Every kaizen has a lesson--Handoffs

Every kaizen has a lesson--Handoffs

We recently learned a big lesson by by paying attention to the handoffs.

Frank Patrick wrote well about
managing handoffs in August, which got me thinking.  In a project setting, many problems happen not in the work itself, but rather in moving the work from performer to performer.

 

We did a 3-day kaizen event several weeks ago on a complex process where we did just that.  We told our team that we were operating on the assumption that their actual work content was just fine...don't change a thing.  Rather, we looked exclusively at the hand-offs of both material and information between multiple performers in the process. 

 

Oh my. 

 

When we took times of material and information just sitting, unacted upon, when we looked at assumptions of both sender and receiver, when we offered simple improvements and implemented them during the kaizen, the results were astounding. 

 

Why is this so?  I wonder if it isn't because our attention is usually so much on the work itself that we pay little attention to the movement of work and information to trigger further work.  And, thus, the inattention means that there is great opportunity. 

 

Think of what happens when you walk into an urgent care facility.  The receptionist may be efficient at taking your name and insurance background and the physician may be efficient at diagnosing your hacking cough.  However, the facility might not pay attention to how the receptionist communicates to the physician that she has a patient, right now, in exam room 12.  And, as a result, your total time increases.  Even though the performers are efficient, the collective performance is very inefficient with your time, due to inattention to handoffs. 

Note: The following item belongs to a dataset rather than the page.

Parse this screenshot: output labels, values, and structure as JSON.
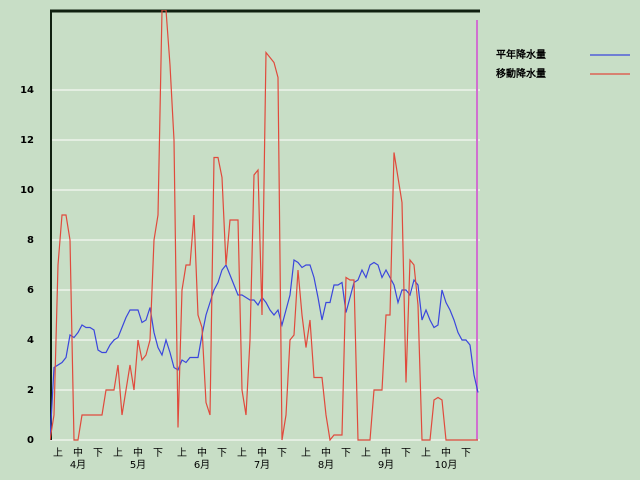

You find handoffs in the space between processes.  Particularly processes you are proud of.  The handoff gets lost in the shadows.  Go poke in those shadows. 

You can have gains, easy gains, by merely paying attention to handoffs.  Look at them anew.  I sure am.

 

I hope this is helpful. 

 

Tuesday, October 04, 2005

Sauce, for both goose and gander

Sauce, for both goose and gander

 

The foundation for all Lean efforts is standardized work.  And this is a huge turn-off for most people, me included.  Some of you will remember the Richie Havens song Freedom (or maybe you don't...I date myself here...).  And standardized work feels like a major crimping of said freedom.

 

So, it is crucial for us in leadership roles to model this.  Even with nobody looking.

 

One of my regular duties is to review and approve company invoices.  I set up standard work for this.   Including cycle times.  So, with a performance standard and a stopwatch, I can record plan vs. actual for this mundane but key task.

 

Geeky?  Yes (you are surprised??).  But the example is key.  When I talk with others about standardized work, I have to walk the talk too.